The classic short-covering rally is characterized by a sharp price increase on light volume, but short-covering rallies can occur on heavy trade, as well. As soon as market makers know they have the shorts on the ropes, they jack up the bids to see how much pain they can inflict. The media often dubs rallies short-covering rallies when nobody really knows what's going on. Often, it's impossible to tell whether short covering is actually behind an otherwise unexplained price advance.

The point here is a contrarian one. Many traders assume that very high levels of short interest is a bearish sign for a stock. In fact, it's the exact opposite. All that short interest represents stock that must eventually be bought back.

"Very high short interest typically means a stock is a long way from a top," notes Bryan Brown, principal of Spectrum Equity Services, an institutional adviser based in Beverly Hills, California. "Stocks don't top on high short interest unless there is something seriously wrong."

How much short interest is too much? There's no magic number, just rules of thumb. Let's say I had compiled a list of shortable stocks using a variety of technical and fundamental criteria. I would eliminate stocks with short-interest ratios showing more than seven days to cover.

Expanding Short Interest Can Be Bearish

Expansions in short interest in individual stocks are a bearish sign. Again, there are no magic numbers. But keep your eye out for increases from minimal short interest, say one to three days to cover in the prior month, to some multiple of that amount. The smart money tends to move in early on the short side. Once they get their positions on, they often feed bad news to the financial press.

Beyond seven days to cover, watch out for short-covering rallies. I would not be interested, for example, in a short-interest expansion from 10 days to 15. Yes, such a short-interest expansion could mean the stock is headed for real trouble. But at those levels, it won't take much to rattle the shorts and trigger a rally.

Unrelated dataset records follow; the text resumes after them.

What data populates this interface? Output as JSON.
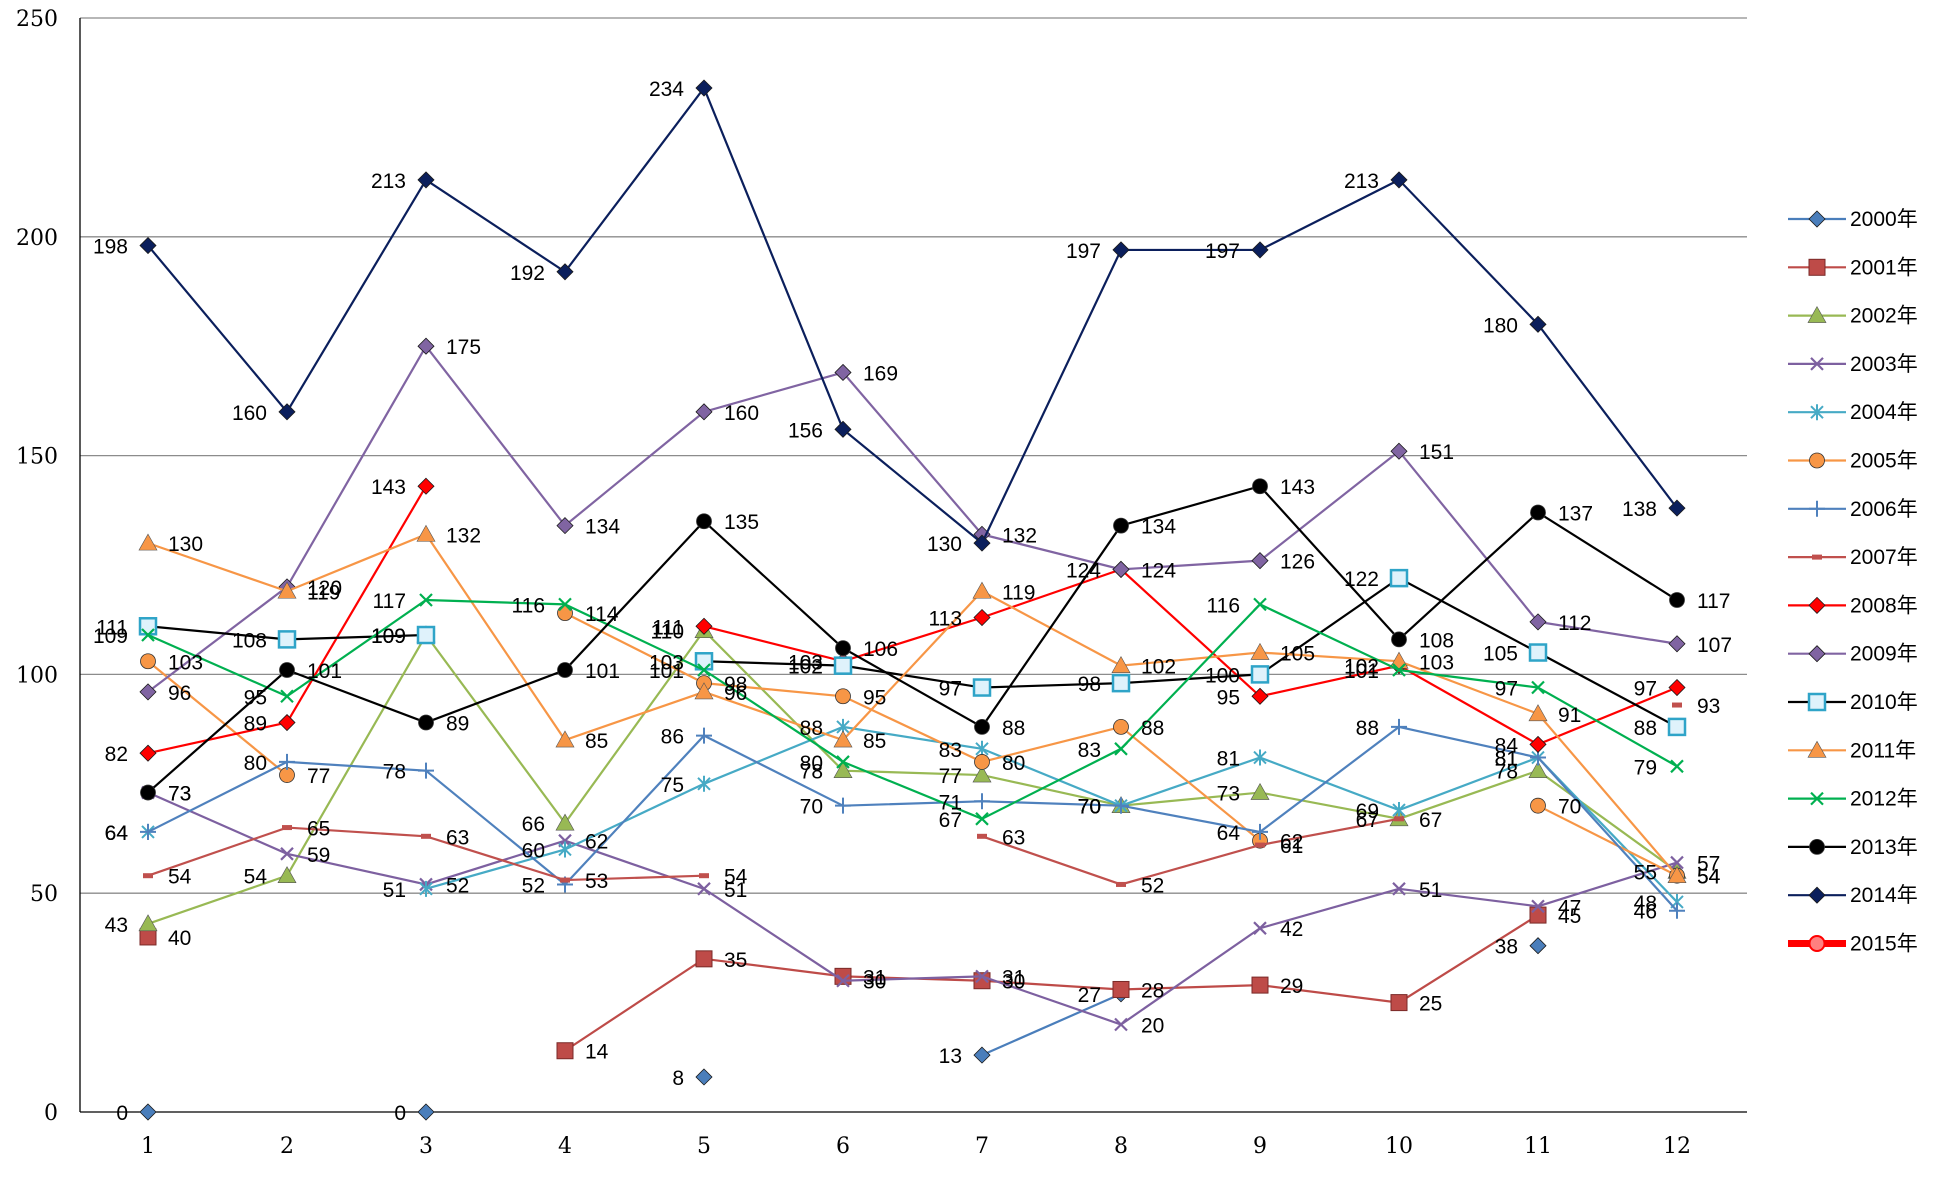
{
  "chart_data": {
    "type": "line",
    "title": "",
    "xlabel": "",
    "ylabel": "",
    "ylim": [
      0,
      250
    ],
    "y_ticks": [
      "0",
      "50",
      "100",
      "150",
      "200",
      "250"
    ],
    "x_ticks": [
      "1",
      "2",
      "3",
      "4",
      "5",
      "6",
      "7",
      "8",
      "9",
      "10",
      "11",
      "12"
    ],
    "grid": "horizontal",
    "legend_position": "right",
    "series": [
      {
        "name": "2000年",
        "color": "#4a7ebb",
        "marker": "diamond",
        "values": [
          0,
          null,
          0,
          null,
          8,
          null,
          13,
          27,
          null,
          null,
          38,
          null
        ]
      },
      {
        "name": "2001年",
        "color": "#be4b48",
        "marker": "square",
        "values": [
          40,
          null,
          null,
          14,
          35,
          31,
          30,
          28,
          29,
          25,
          45,
          null
        ]
      },
      {
        "name": "2002年",
        "color": "#98b954",
        "marker": "triangle",
        "values": [
          43,
          54,
          109,
          66,
          110,
          78,
          77,
          70,
          73,
          67,
          78,
          55
        ]
      },
      {
        "name": "2003年",
        "color": "#7d60a0",
        "marker": "x",
        "values": [
          73,
          59,
          52,
          62,
          51,
          30,
          31,
          20,
          42,
          51,
          47,
          57
        ]
      },
      {
        "name": "2004年",
        "color": "#46aac5",
        "marker": "asterisk",
        "values": [
          64,
          null,
          51,
          60,
          75,
          88,
          83,
          70,
          81,
          69,
          81,
          48
        ]
      },
      {
        "name": "2005年",
        "color": "#f79646",
        "marker": "circle",
        "values": [
          103,
          77,
          null,
          114,
          98,
          95,
          80,
          88,
          62,
          null,
          70,
          54
        ]
      },
      {
        "name": "2006年",
        "color": "#4f81bd",
        "marker": "plus",
        "values": [
          64,
          80,
          78,
          52,
          86,
          70,
          71,
          70,
          64,
          88,
          81,
          46
        ]
      },
      {
        "name": "2007年",
        "color": "#c0504d",
        "marker": "dash",
        "values": [
          54,
          65,
          63,
          53,
          54,
          null,
          63,
          52,
          61,
          67,
          null,
          93
        ]
      },
      {
        "name": "2008年",
        "color": "#ff0000",
        "marker": "diamond",
        "values": [
          82,
          89,
          143,
          null,
          111,
          103,
          113,
          124,
          95,
          102,
          84,
          97
        ]
      },
      {
        "name": "2009年",
        "color": "#8064a2",
        "marker": "diamond",
        "values": [
          96,
          120,
          175,
          134,
          160,
          169,
          132,
          124,
          126,
          151,
          112,
          107
        ]
      },
      {
        "name": "2010年",
        "color": "#000000",
        "marker": "square-open",
        "values": [
          111,
          108,
          109,
          null,
          103,
          102,
          97,
          98,
          100,
          122,
          105,
          88
        ]
      },
      {
        "name": "2011年",
        "color": "#f79646",
        "marker": "triangle",
        "values": [
          130,
          119,
          132,
          85,
          96,
          85,
          119,
          102,
          105,
          103,
          91,
          54
        ]
      },
      {
        "name": "2012年",
        "color": "#00b050",
        "marker": "x",
        "values": [
          109,
          95,
          117,
          116,
          101,
          80,
          67,
          83,
          116,
          101,
          97,
          79
        ]
      },
      {
        "name": "2013年",
        "color": "#000000",
        "marker": "circle",
        "values": [
          73,
          101,
          89,
          101,
          135,
          106,
          88,
          134,
          143,
          108,
          137,
          117
        ]
      },
      {
        "name": "2014年",
        "color": "#0b1f5c",
        "marker": "diamond",
        "values": [
          198,
          160,
          213,
          192,
          234,
          156,
          130,
          197,
          197,
          213,
          180,
          138
        ]
      },
      {
        "name": "2015年",
        "color": "#ff0000",
        "marker": "circle-thick",
        "values": [
          null,
          null,
          null,
          null,
          null,
          null,
          null,
          null,
          null,
          null,
          null,
          null
        ]
      }
    ]
  }
}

A bearish expansion of the short-interest ratio can occur in one of two ways. Obviously, more short selling can occurring relative to long positions, increasing the short interest in the stock.

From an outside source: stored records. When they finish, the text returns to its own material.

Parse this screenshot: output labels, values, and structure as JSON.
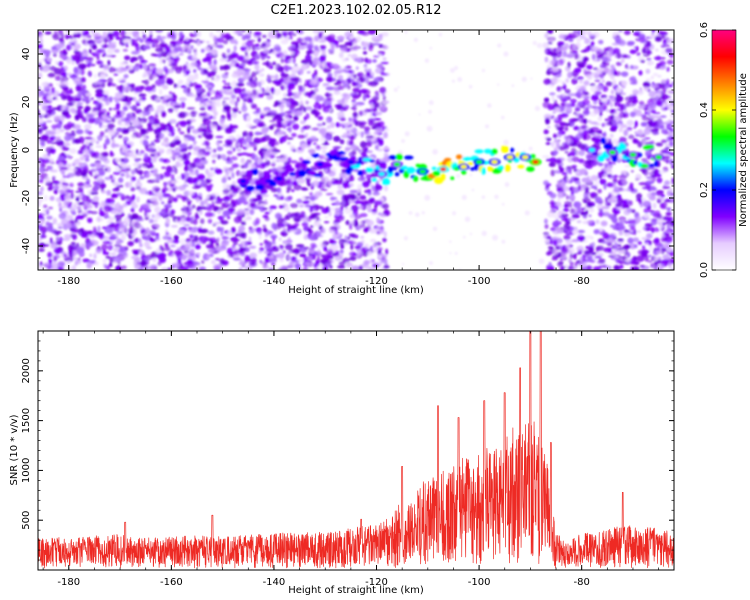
{
  "figure": {
    "title": "C2E1.2023.102.02.05.R12"
  },
  "colorbar": {
    "label": "Normalized spectral amplitude",
    "range": [
      0.0,
      0.6
    ],
    "ticks": [
      "0.0",
      "0.2",
      "0.4",
      "0.6"
    ],
    "colormap": [
      "#ffffff",
      "#e6ccff",
      "#8000ff",
      "#0000ff",
      "#00ffff",
      "#00ff00",
      "#ffff00",
      "#ff8000",
      "#ff0000",
      "#ff0080"
    ]
  },
  "chart_data": [
    {
      "type": "heatmap",
      "title": "",
      "xlabel": "Height of straight line (km)",
      "ylabel": "Frequency (Hz)",
      "xlim": [
        -186,
        -62
      ],
      "ylim": [
        -50,
        50
      ],
      "x_ticks": [
        "-180",
        "-160",
        "-140",
        "-120",
        "-100",
        "-80"
      ],
      "y_ticks": [
        "-40",
        "-20",
        "0",
        "20",
        "40"
      ],
      "grid": false,
      "z_range": [
        0.0,
        0.6
      ],
      "regions": [
        {
          "name": "noise",
          "x_range": [
            -186,
            -118
          ],
          "f_range": [
            -50,
            50
          ],
          "level": 0.12
        },
        {
          "name": "clear",
          "x_range": [
            -118,
            -87
          ],
          "f_range": [
            -50,
            50
          ],
          "level": 0.0
        },
        {
          "name": "noise",
          "x_range": [
            -87,
            -62
          ],
          "f_range": [
            -50,
            50
          ],
          "level": 0.12
        }
      ],
      "signal_band": [
        {
          "x": -146,
          "f": -13,
          "amp": 0.22
        },
        {
          "x": -139,
          "f": -12,
          "amp": 0.2
        },
        {
          "x": -131,
          "f": -6,
          "amp": 0.2
        },
        {
          "x": -125,
          "f": -5,
          "amp": 0.22
        },
        {
          "x": -119,
          "f": -10,
          "amp": 0.25
        },
        {
          "x": -116,
          "f": -6,
          "amp": 0.3
        },
        {
          "x": -111,
          "f": -9,
          "amp": 0.35
        },
        {
          "x": -107,
          "f": -8,
          "amp": 0.5
        },
        {
          "x": -103,
          "f": -7,
          "amp": 0.4
        },
        {
          "x": -100,
          "f": -5,
          "amp": 0.35
        },
        {
          "x": -97,
          "f": -5,
          "amp": 0.38
        },
        {
          "x": -94,
          "f": -3,
          "amp": 0.4
        },
        {
          "x": -91,
          "f": -3,
          "amp": 0.42
        },
        {
          "x": -89,
          "f": -5,
          "amp": 0.55
        },
        {
          "x": -78,
          "f": 0,
          "amp": 0.28
        },
        {
          "x": -74,
          "f": -1,
          "amp": 0.3
        },
        {
          "x": -70,
          "f": -2,
          "amp": 0.3
        },
        {
          "x": -65,
          "f": -3,
          "amp": 0.3
        }
      ]
    },
    {
      "type": "line",
      "title": "",
      "xlabel": "Height of straight line (km)",
      "ylabel": "SNR (10 * v/v)",
      "xlim": [
        -186,
        -62
      ],
      "ylim": [
        0,
        2400
      ],
      "x_ticks": [
        "-180",
        "-160",
        "-140",
        "-120",
        "-100",
        "-80"
      ],
      "y_ticks": [
        "500",
        "1000",
        "1500",
        "2000"
      ],
      "grid": false,
      "series": [
        {
          "name": "",
          "color": "#ee2a24",
          "x": [
            -186,
            -182,
            -178,
            -174,
            -170,
            -166,
            -162,
            -158,
            -154,
            -150,
            -146,
            -142,
            -138,
            -134,
            -130,
            -126,
            -122,
            -119,
            -117,
            -115,
            -113,
            -111,
            -109,
            -107,
            -105,
            -103,
            -101,
            -99,
            -97,
            -95,
            -93,
            -91,
            -89,
            -87,
            -85,
            -81,
            -77,
            -73,
            -69,
            -65,
            -62
          ],
          "y": [
            180,
            190,
            185,
            200,
            210,
            190,
            185,
            195,
            200,
            190,
            200,
            210,
            220,
            215,
            220,
            240,
            260,
            280,
            330,
            420,
            480,
            650,
            700,
            720,
            750,
            820,
            800,
            900,
            980,
            1000,
            1050,
            1150,
            1100,
            900,
            200,
            210,
            220,
            260,
            260,
            240,
            230
          ],
          "peaks": [
            {
              "x": -169,
              "y": 480
            },
            {
              "x": -152,
              "y": 550
            },
            {
              "x": -123,
              "y": 510
            },
            {
              "x": -115,
              "y": 1040
            },
            {
              "x": -108,
              "y": 1650
            },
            {
              "x": -104,
              "y": 1530
            },
            {
              "x": -99,
              "y": 1700
            },
            {
              "x": -95,
              "y": 1780
            },
            {
              "x": -92,
              "y": 2030
            },
            {
              "x": -90,
              "y": 2400
            },
            {
              "x": -88,
              "y": 2400
            },
            {
              "x": -86,
              "y": 1280
            },
            {
              "x": -72,
              "y": 780
            }
          ]
        }
      ]
    }
  ]
}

Another tactic involves shorting against the box. Let's say a deep-pockets player establishes both long and short positions in a stock. There are a number of reasons for putting on a paired position. The market participant may have started with a long position and enjoyed a run-up in share price, then shorted the stock as a hedge. Or the market participant may be a bear.

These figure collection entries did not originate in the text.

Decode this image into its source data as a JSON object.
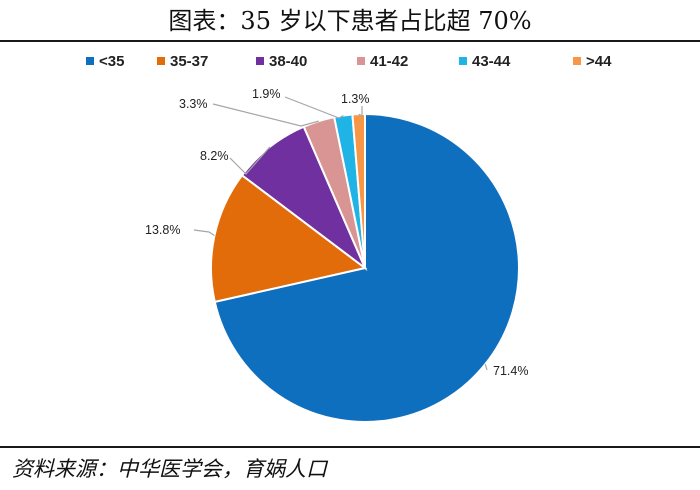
{
  "title": "图表：35 岁以下患者占比超 70%",
  "source": "资料来源：中华医学会，育娲人口",
  "chart_data": {
    "type": "pie",
    "title": "图表：35 岁以下患者占比超 70%",
    "legend_position": "top",
    "slices": [
      {
        "label": "<35",
        "value": 71.4,
        "display": "71.4%",
        "color": "#0F6FBF"
      },
      {
        "label": "35-37",
        "value": 13.8,
        "display": "13.8%",
        "color": "#E36C0A"
      },
      {
        "label": "38-40",
        "value": 8.2,
        "display": "8.2%",
        "color": "#7030A0"
      },
      {
        "label": "41-42",
        "value": 3.3,
        "display": "3.3%",
        "color": "#D99594"
      },
      {
        "label": "43-44",
        "value": 1.9,
        "display": "1.9%",
        "color": "#1FB3E6"
      },
      {
        "label": ">44",
        "value": 1.3,
        "display": "1.3%",
        "color": "#F79646"
      }
    ]
  }
}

In either case, the market participant decides to bet outright on a price decline in the stock. So the player sells the long position. Uncovering a big boxed position drives up the naked short interest. (By the way, notice how this tactic enables a bear to go net short without waiting for the uptick!)

Arithmetic Distortion

Every ratio, of course, consists of a numerator and a denominator. The short-interest ratio consists of short interest as the numerator and average daily volume as the denominator. So if you use short-interest figures, be aware that a decline in the denominator (volume) will inflate the ratio, assuming no offsetting decline in the numerator (short interest).

Let's go back to our example of XYZ stock. In August, Nasdaq reported XYZ had a short interest of 500,000 shares and average daily volume of 250,000. Imagine that in September, XYZ's short interest remained unchanged at 500,000 but average daily volume fell to 125,000. XYZ's short-interest ratio would swell to four days to cover. I would disregard the expansion as any indication of increased bearishness.

Hedging and Arbitrage

Not everyone shorts on a bearish forecast. A short position, for example, can hedge a long position during times of acquisitions. Short sales are also used in convertible arbitrage. "Somebody might short a stock and buy a convertible preferred in the same company," Brown said. "One might do that if one fears inherent risk in the equity but the yield on the convertible preferred looks particularly good, or the conversion premium is particularly attractive."

So once you've compiled a list of stocks with short-interest expansions with days to cover of less than seven, and you've ruled out ratio inflation due to denominator contraction, then check the wires for news on the stock to rule out the presence of M&A activity.